Des raisons économiques, un recrutement pléthorique et népotique légué par le prédécesseur sont les motifs souvent évoqués pour justifier les limogeages. Mais Cheikh Diop signale que même s’il s’agit de licenciements économiques, il y a un processus à respecter. «Les licenciements économiques sont encadrés par la loi, par les textes qui régissent les relations professionnelles. Il y a un processus auquel l'Inspection du travail et les délégués du personnel sont impliqués. Donc, se réveiller un bon jour, licencier des travailleurs et parler de licenciements économiques, nous ne pouvons pas l'accepter. Si l'entreprise veut procéder à un licenciement économique et qu'elle emprunte les procédures légales, on n'a rien à dire, parce que ce sera prouvé que c'est un licenciement économique. Mais licencier et prendre comme prétexte une situation économique, nous ne pouvons pas l'accepter.» Le Sg de la Cnts/Fc estime, par ailleurs, qu’il faudrait opérer une rupture concernant certaines pratiques. «Les recrutements politiques  gangrènent les sociétés nationales et l’Administration de manière générale.
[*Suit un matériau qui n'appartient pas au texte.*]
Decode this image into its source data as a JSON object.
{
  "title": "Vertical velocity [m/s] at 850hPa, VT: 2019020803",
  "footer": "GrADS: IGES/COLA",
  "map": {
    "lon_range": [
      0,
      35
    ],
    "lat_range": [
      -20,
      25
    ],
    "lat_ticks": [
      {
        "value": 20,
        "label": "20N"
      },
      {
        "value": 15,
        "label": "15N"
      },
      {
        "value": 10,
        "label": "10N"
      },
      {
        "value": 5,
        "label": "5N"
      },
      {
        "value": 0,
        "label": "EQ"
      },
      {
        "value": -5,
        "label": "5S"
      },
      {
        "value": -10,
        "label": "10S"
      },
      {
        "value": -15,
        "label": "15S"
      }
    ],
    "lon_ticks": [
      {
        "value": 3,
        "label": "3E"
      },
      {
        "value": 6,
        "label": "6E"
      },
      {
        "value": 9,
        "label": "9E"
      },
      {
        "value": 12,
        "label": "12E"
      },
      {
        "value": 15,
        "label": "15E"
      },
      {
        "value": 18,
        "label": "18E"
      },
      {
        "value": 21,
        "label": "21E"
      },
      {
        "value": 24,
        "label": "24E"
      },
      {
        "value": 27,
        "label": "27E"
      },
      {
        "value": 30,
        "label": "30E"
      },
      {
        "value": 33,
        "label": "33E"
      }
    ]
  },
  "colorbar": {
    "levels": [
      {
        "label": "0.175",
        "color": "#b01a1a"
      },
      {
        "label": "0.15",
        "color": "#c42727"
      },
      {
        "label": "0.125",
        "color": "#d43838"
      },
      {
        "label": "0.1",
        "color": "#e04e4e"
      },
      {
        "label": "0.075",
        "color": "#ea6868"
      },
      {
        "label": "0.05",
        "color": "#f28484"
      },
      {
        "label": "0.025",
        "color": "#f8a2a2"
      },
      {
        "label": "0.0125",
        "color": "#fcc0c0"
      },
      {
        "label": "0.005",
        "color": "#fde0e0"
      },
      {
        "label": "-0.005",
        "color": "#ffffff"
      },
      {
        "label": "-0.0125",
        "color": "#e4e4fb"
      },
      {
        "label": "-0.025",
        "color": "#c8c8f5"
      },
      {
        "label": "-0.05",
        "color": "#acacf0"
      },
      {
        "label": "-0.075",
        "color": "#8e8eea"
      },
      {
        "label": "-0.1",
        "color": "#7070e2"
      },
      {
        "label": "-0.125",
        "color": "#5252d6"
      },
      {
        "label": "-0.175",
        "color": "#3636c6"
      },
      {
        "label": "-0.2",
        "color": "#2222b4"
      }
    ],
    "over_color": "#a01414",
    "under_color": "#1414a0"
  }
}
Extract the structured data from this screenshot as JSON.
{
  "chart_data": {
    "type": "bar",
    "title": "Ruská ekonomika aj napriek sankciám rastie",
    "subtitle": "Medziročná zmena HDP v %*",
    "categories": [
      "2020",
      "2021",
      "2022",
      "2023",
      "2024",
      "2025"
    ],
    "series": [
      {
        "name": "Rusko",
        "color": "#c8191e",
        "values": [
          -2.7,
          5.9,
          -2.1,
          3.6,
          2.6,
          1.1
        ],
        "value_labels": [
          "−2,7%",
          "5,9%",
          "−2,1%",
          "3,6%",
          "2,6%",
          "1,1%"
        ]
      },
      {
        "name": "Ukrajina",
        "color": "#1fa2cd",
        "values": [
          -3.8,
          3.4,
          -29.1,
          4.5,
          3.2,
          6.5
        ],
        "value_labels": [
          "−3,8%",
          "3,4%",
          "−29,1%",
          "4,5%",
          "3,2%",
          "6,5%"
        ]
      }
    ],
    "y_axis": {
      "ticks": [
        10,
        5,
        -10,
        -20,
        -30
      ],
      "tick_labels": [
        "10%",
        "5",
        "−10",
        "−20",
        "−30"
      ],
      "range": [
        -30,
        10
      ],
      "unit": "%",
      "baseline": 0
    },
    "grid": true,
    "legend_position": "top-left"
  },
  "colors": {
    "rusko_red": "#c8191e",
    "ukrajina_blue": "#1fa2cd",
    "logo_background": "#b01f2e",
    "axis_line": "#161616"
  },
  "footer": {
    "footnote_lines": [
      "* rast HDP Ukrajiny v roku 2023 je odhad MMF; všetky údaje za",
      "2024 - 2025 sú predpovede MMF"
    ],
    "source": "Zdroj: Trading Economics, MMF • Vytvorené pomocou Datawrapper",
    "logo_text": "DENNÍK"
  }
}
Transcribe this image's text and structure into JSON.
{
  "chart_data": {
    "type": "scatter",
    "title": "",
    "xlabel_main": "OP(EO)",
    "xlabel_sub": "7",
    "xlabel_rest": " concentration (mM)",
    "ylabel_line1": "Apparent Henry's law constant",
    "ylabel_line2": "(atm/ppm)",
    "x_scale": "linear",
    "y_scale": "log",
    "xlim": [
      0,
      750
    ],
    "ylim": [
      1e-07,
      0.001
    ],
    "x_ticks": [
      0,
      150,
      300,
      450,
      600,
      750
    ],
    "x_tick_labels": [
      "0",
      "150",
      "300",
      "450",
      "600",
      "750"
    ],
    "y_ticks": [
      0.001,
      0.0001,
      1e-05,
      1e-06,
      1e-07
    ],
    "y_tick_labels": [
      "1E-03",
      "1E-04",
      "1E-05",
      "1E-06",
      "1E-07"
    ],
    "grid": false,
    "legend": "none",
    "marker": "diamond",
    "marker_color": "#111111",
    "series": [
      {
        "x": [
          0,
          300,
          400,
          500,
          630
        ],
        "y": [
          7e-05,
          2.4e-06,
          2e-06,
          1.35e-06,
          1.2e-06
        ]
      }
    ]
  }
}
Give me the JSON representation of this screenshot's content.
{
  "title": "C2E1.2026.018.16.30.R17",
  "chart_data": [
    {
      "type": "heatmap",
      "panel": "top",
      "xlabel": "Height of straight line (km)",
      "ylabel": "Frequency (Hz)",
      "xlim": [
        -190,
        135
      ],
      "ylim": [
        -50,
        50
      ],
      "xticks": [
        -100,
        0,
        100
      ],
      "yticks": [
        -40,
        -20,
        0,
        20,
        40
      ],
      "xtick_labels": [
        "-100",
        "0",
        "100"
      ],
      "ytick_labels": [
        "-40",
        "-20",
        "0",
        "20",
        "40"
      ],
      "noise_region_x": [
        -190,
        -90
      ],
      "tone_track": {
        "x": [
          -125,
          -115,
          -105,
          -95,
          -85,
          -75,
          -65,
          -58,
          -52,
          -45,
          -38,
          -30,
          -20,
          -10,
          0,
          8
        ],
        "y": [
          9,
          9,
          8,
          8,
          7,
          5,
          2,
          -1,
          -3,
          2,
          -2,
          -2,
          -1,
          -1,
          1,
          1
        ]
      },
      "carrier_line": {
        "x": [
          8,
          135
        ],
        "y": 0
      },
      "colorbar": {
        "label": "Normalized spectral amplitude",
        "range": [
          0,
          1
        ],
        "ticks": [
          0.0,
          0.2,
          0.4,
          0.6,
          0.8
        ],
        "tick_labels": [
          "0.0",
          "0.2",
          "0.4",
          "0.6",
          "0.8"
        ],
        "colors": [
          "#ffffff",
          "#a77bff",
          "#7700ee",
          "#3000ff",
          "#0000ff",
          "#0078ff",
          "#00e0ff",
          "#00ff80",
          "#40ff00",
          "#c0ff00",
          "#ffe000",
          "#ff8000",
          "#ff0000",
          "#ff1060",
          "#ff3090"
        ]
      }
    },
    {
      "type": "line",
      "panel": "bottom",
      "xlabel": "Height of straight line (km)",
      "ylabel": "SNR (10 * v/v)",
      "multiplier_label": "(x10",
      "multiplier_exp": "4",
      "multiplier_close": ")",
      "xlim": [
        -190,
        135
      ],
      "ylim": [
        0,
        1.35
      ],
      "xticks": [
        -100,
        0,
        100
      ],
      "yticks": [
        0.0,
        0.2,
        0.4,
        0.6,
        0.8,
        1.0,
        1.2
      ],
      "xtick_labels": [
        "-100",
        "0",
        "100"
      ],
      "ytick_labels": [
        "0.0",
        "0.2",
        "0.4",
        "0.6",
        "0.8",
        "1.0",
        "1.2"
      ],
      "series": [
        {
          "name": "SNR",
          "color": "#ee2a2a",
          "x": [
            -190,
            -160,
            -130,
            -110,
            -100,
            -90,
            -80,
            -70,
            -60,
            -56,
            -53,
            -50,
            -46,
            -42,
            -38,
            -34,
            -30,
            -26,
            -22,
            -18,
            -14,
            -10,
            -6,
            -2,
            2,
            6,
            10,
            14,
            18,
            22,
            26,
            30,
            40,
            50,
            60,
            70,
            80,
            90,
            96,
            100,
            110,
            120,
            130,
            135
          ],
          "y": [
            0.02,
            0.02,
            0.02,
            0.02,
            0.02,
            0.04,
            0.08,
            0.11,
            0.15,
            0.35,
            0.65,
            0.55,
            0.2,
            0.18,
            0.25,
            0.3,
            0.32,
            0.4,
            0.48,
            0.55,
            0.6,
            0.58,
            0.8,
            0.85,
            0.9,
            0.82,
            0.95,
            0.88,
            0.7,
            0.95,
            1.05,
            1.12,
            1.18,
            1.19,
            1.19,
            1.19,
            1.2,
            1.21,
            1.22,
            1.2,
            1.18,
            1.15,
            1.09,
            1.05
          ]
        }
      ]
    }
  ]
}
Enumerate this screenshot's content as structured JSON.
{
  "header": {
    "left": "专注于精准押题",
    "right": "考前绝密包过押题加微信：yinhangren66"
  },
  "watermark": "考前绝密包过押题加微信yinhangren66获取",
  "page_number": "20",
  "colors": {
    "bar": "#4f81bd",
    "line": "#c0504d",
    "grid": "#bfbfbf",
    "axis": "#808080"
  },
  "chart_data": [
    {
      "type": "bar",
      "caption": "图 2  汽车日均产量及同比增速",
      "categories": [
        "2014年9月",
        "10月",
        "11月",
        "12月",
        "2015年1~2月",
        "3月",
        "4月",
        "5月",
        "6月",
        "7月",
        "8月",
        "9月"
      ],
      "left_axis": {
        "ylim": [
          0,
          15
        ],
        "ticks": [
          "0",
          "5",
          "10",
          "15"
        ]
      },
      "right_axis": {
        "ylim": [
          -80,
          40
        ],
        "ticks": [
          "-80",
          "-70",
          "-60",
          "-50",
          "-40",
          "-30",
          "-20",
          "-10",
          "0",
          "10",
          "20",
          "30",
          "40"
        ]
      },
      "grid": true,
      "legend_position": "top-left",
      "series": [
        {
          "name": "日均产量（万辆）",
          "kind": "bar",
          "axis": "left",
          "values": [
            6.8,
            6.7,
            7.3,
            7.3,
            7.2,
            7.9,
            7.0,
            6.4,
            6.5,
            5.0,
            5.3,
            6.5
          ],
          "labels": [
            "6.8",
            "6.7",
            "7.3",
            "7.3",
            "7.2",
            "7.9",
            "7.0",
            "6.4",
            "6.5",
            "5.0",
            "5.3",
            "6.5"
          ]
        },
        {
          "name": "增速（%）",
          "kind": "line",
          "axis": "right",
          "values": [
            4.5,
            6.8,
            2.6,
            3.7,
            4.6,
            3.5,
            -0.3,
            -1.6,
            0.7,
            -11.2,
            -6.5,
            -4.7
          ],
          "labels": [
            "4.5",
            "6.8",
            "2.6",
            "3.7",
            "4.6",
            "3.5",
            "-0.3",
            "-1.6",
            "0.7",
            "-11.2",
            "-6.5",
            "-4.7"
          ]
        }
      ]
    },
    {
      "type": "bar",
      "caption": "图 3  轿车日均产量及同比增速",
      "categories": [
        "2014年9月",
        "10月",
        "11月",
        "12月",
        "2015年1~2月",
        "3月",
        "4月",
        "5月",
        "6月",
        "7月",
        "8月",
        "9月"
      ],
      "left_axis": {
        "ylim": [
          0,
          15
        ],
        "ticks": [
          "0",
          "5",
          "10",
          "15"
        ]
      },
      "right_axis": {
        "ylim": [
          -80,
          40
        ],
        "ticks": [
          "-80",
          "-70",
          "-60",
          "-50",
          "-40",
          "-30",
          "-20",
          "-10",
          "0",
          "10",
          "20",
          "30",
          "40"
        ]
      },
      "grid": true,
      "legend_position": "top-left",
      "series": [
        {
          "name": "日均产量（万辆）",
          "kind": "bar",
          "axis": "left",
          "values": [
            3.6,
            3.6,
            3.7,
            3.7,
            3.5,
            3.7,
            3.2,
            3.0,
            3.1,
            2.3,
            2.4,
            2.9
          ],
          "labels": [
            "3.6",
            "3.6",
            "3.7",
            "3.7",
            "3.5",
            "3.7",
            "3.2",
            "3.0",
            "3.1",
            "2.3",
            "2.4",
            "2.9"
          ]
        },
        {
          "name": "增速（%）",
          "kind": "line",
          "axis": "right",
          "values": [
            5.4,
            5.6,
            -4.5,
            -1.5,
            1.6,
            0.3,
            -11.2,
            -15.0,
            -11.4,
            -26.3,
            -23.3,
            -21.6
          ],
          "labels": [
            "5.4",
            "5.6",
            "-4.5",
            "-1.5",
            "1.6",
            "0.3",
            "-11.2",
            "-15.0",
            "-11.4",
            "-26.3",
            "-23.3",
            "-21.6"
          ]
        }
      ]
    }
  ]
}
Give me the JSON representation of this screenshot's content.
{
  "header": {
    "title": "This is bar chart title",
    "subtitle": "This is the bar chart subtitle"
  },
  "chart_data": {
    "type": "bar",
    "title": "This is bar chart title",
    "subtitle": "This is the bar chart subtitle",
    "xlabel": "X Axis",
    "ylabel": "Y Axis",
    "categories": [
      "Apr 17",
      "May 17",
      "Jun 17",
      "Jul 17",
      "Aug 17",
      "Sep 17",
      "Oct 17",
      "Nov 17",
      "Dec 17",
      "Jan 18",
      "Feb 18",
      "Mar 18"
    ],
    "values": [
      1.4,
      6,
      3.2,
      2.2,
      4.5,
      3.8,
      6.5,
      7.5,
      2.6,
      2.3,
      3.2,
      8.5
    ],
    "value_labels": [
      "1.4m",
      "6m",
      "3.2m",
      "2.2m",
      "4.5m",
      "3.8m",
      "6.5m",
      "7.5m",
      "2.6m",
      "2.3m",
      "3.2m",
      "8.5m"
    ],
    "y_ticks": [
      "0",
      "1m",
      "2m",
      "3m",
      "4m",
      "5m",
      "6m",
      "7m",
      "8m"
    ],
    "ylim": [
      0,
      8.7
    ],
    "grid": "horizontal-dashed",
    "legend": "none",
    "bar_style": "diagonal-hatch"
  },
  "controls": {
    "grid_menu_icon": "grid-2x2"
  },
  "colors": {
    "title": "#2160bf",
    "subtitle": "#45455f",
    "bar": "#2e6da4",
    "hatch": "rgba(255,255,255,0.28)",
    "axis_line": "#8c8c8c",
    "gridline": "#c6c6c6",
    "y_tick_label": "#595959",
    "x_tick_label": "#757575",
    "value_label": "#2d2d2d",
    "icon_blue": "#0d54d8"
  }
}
Aujourd'hui, la situation de La Poste est un exemple révélateur. La Poste rencontre d'énormes difficultés et, au diagnostic, on se rend compte que c’est en grande partie à cause des recrutements politiques. Au niveau des collectivités territoriales également, les travailleurs se battent depuis deux ans pour que leur situation salariale soit mise à niveau, mais l’Etat peine à satisfaire ces revendications. Et tout ceci est le résultat des recrutements politiques qui ont été opérés dans ce secteur, pour caser un personnel militant. Je crois que nous devons arrêter ces pratiques, parce qu’elles ne sont pas viables.»

Dans la même veine, Elimane Diouf estime que réaliser un audit d’entreprise est une chose normale, mais il ne faudrait pas s’en servir pour licencier de manière abusive. «Renvoyer des personnes pour aller recruter d’autres à leur place, c’est inacceptable. Il faudrait que les travailleurs qui ont eu des Contrats à durée déterminée (Cdd) puissent être prioritaires quand les audits seront terminés et qu'il y ait des recrutements à faire.» Un employé qui perd son travail, c’est une difficulté pour toute une famille, ajoute Lamine Fall.